For columns utilizing IEEE_754_TOTAL_ORDER, min_value and max_value must represent the smallest and largest non-NaN values. However, if all non-null values are NaN (solving the PARQUET-2249 issue), then min_value and max_value fall back to the smallest and largest NaN values as defined by the total order. Readers then check nan_count to know what they’re dealing with.
Together, these rules empower readers to interpret floating-point statistics confidently, free from the quirks of different implementation languages.
Implementation Guidance
Data writers producing floating-point statistics must now be explicit. If writing FLOAT, DOUBLE, or FLOAT16 using IEEE_754_TOTAL_ORDER, writers must compute bounds using this exact total order and include the nan_count.
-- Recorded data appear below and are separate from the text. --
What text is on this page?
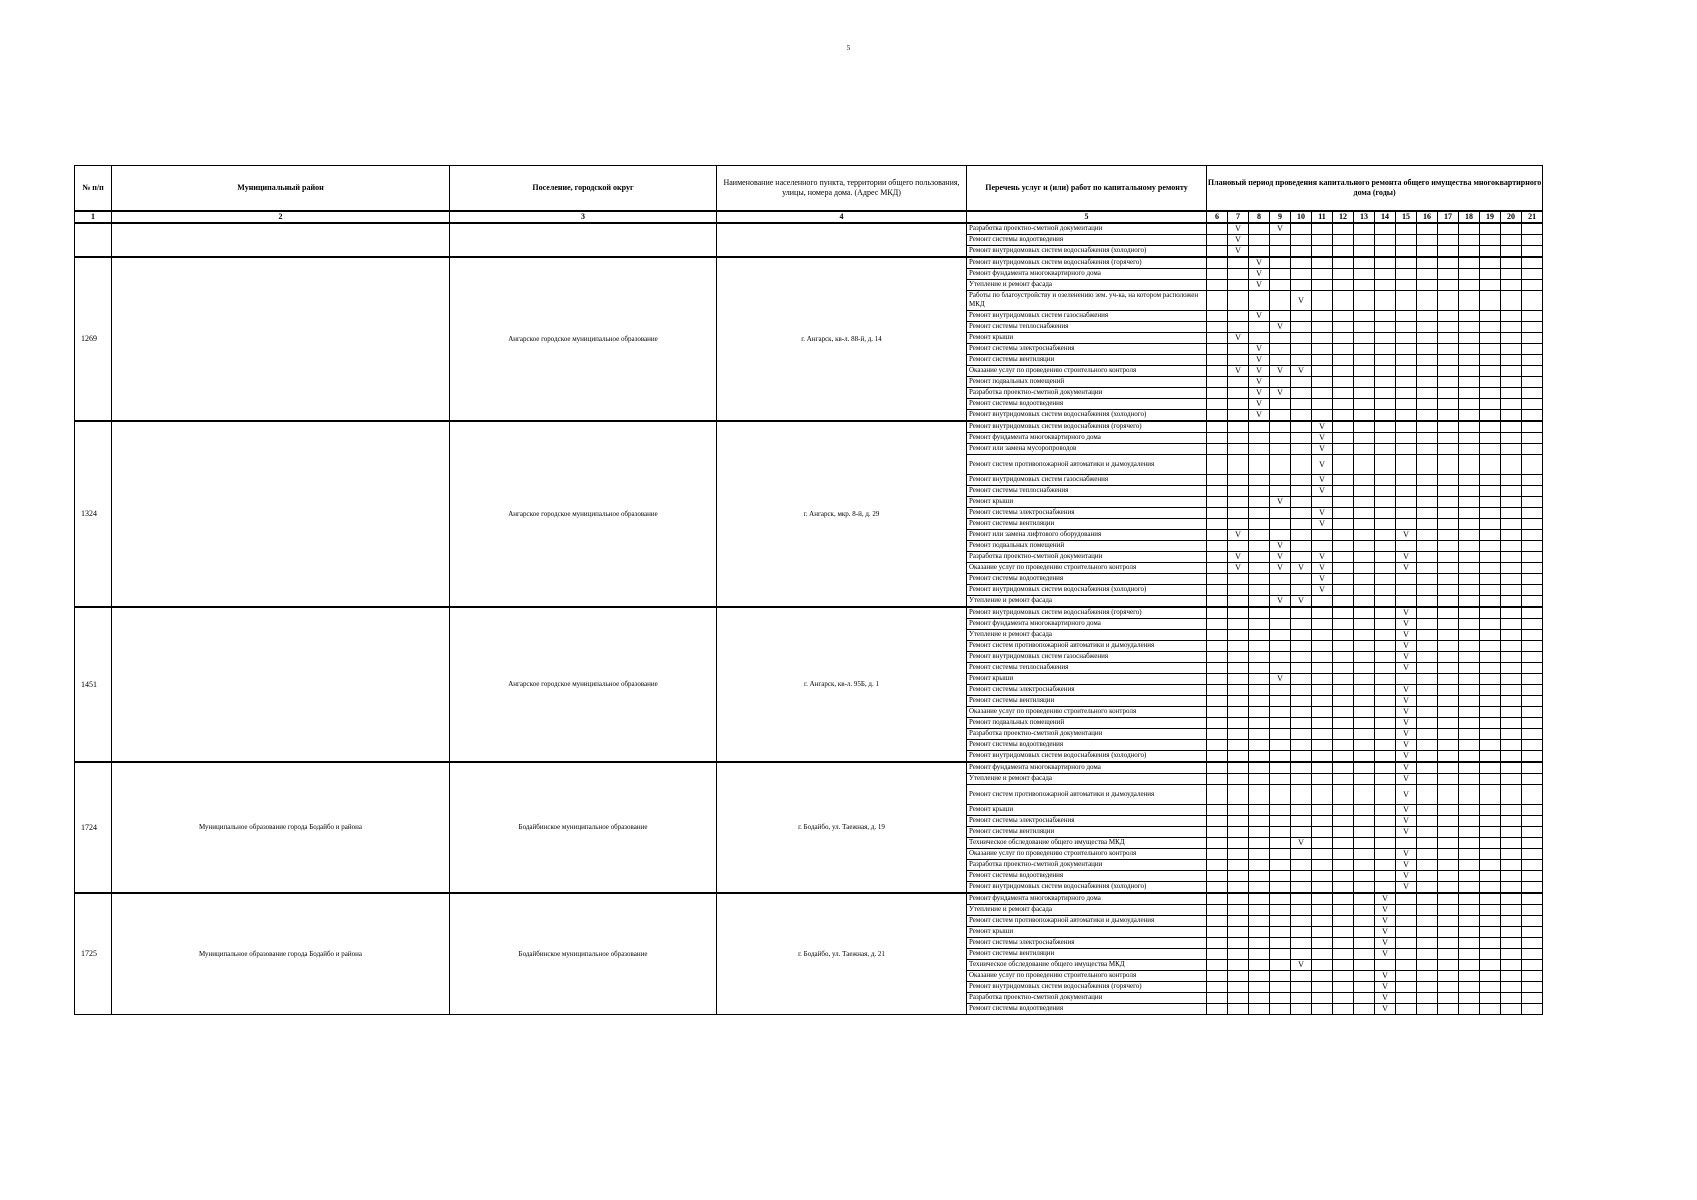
5
№ п/п	Муниципальный район	Поселение, городской округ	Наименование населенного пункта, территории общего пользования, улицы, номера дома. (Адрес МКД)	Перечень услуг и (или) работ по капитальному ремонту	Плановый период проведения капитального ремонта общего имущества многоквартирного дома (годы)															
1	2	3	4	5	6	7	8	9	10	11	12	13	14	15	16	17	18	19	20	21
				Разработка проектно-сметной документации		V		V												
				Ремонт системы водоотведения		V														
				Ремонт внутридомовых систем водоснабжения (холодного)		V														
1269		Ангарское городское муниципальное образование	г. Ангарск, кв-л. 88-й, д. 14	Ремонт внутридомовых систем водоснабжения (горячего)			V													
				Ремонт фундамента многоквартирного дома			V													
				Утепление и ремонт фасада			V													
				Работы по благоустройству и озеленению зем. уч-ка, на котором расположен МКД					V											
				Ремонт внутридомовых систем газоснабжения			V													
				Ремонт системы теплоснабжения				V												
				Ремонт крыши		V														
				Ремонт системы электроснабжения			V													
				Ремонт системы вентиляции			V													
				Оказание услуг по проведению строительного контроля		V	V	V	V											
				Ремонт подвальных помещений			V													
				Разработка проектно-сметной документации			V	V												
				Ремонт системы водоотведения			V													
				Ремонт внутридомовых систем водоснабжения (холодного)			V													
1324		Ангарское городское муниципальное образование	г. Ангарск, мкр. 8-й, д. 29	Ремонт внутридомовых систем водоснабжения (горячего)						V										
				Ремонт фундамента многоквартирного дома						V										
				Ремонт или замена мусоропроводов						V										
				Ремонт систем противопожарной автоматики и дымоудаления						V										
				Ремонт внутридомовых систем газоснабжения						V										
				Ремонт системы теплоснабжения						V										
				Ремонт крыши				V												
				Ремонт системы электроснабжения						V										
				Ремонт системы вентиляции						V										
				Ремонт или замена лифтового оборудования		V								V						
				Ремонт подвальных помещений				V												
				Разработка проектно-сметной документации		V		V		V				V						
				Оказание услуг по проведению строительного контроля		V		V	V	V				V						
				Ремонт системы водоотведения						V										
				Ремонт внутридомовых систем водоснабжения (холодного)						V										
				Утепление и ремонт фасада				V	V											
1451		Ангарское городское муниципальное образование	г. Ангарск, кв-л. 95Б, д. 1	Ремонт внутридомовых систем водоснабжения (горячего)										V						
				Ремонт фундамента многоквартирного дома										V						
				Утепление и ремонт фасада										V						
				Ремонт систем противопожарной автоматики и дымоудаления										V						
				Ремонт внутридомовых систем газоснабжения										V						
				Ремонт системы теплоснабжения										V						
				Ремонт крыши				V												
				Ремонт системы электроснабжения										V						
				Ремонт системы вентиляции										V						
				Оказание услуг по проведению строительного контроля										V						
				Ремонт подвальных помещений										V						
				Разработка проектно-сметной документации										V						
				Ремонт системы водоотведения										V						
				Ремонт внутридомовых систем водоснабжения (холодного)										V						
1724	Муниципальное образование города Бодайбо и района	Бодайбинское муниципальное образование	г. Бодайбо, ул. Таежная, д. 19	Ремонт фундамента многоквартирного дома										V						
				Утепление и ремонт фасада										V						
				Ремонт систем противопожарной автоматики и дымоудаления										V						
				Ремонт крыши										V						
				Ремонт системы электроснабжения										V						
				Ремонт системы вентиляции										V						
				Техническое обследование общего имущества МКД					V											
				Оказание услуг по проведению строительного контроля										V						
				Разработка проектно-сметной документации										V						
				Ремонт системы водоотведения										V						
				Ремонт внутридомовых систем водоснабжения (холодного)										V						
1725	Муниципальное образование города Бодайбо и района	Бодайбинское муниципальное образование	г. Бодайбо, ул. Таежная, д. 21	Ремонт фундамента многоквартирного дома									V							
				Утепление и ремонт фасада									V							
				Ремонт систем противопожарной автоматики и дымоудаления									V							
				Ремонт крыши									V							
				Ремонт системы электроснабжения									V							
				Ремонт системы вентиляции									V							
				Техническое обследование общего имущества МКД					V											
				Оказание услуг по проведению строительного контроля									V							
				Ремонт внутридомовых систем водоснабжения (горячего)									V							
				Разработка проектно-сметной документации									V							
				Ремонт системы водоотведения									V							
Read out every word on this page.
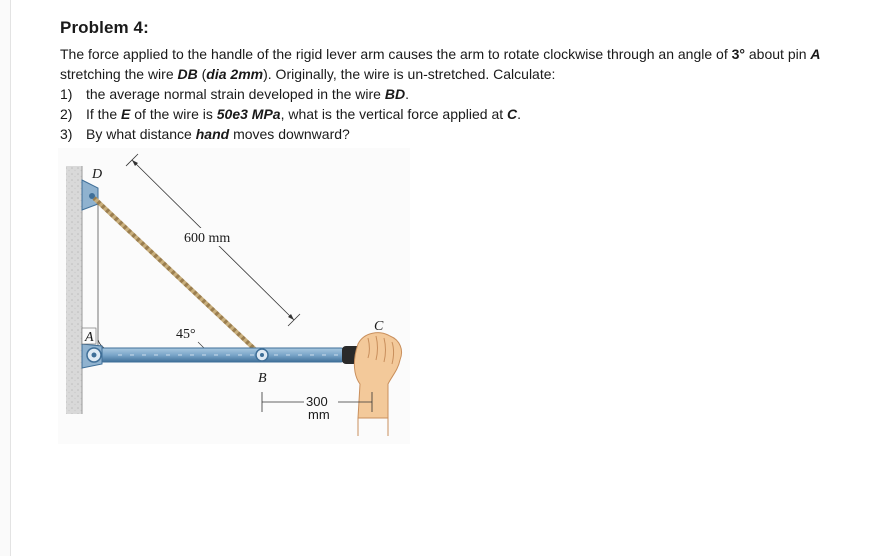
Problem 4:

The force applied to the handle of the rigid lever arm causes the arm to rotate clockwise through an angle of 3° about pin A stretching the wire DB (dia 2mm). Originally, the wire is un-stretched. Calculate:

1) the average normal strain developed in the wire BD.
2) If the E of the wire is 50e3 MPa, what is the vertical force applied at C.
3) By what distance hand moves downward?
600 mm
45°
300
mm
D
A
B
C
Interestingly, implementing this ordering doesn’t require a heavy, complex comparison engine. A simplified logic sketch (written in Rust, but easily adaptable to C++, Java, Python, or Go) looks like this:
pub fn totalOrder(x: f64, y: f64) -> bool {
let mut x_int = x.to_bits() as i64;
let mut y_int = y.to_bits() as i64;
x_int ^= (((x_int >> 63) as u64) >> 1) as i64;
y_int ^= (((y_int >> 63) as u64) >> 1) as i64;
return x_int <= y_int;
}
The same clever trick applies to 32-bit floats (f32): preserve the IEEE bit pattern, flip negative values so their integer representations sort correctly, and compare the resulting integers. The key takeaway for developers is that min_value and max_value must be computed with the identical total-order semantics advertised in the file’s ColumnOrder.
Readers, conversely, should treat a missing nan_count with caution. Absence doesn’t mean zero; it means “unknown,” so NaN values may lurk inside. When nan_count is present, readers can pair it with min and max bounds to make hyper-efficient, safe pruning decisions.
Implementations that haven’t adopted the new rules yet should continue handling older files conservatively, particularly when queries involve NaN or signed zeros, but also in the case of inequalities not involving NaN.
Conclusion
By embracing IEEE 754 total order and nan_count, Apache Parquet now boasts a much clearer, robust foundation for floating-point statistics. This update preserves the blazing speed of predicate pushdown while finally taming the edge cases: NaN values are accurately counted, signed zeros have their rightful place, and all floating-point bit patterns can be ordered deterministically.
It’s a small but mighty refinement to the Parquet format. It boosts interoperability across different programming languages and query engines, giving readers the precise information they need to prune data with confidence.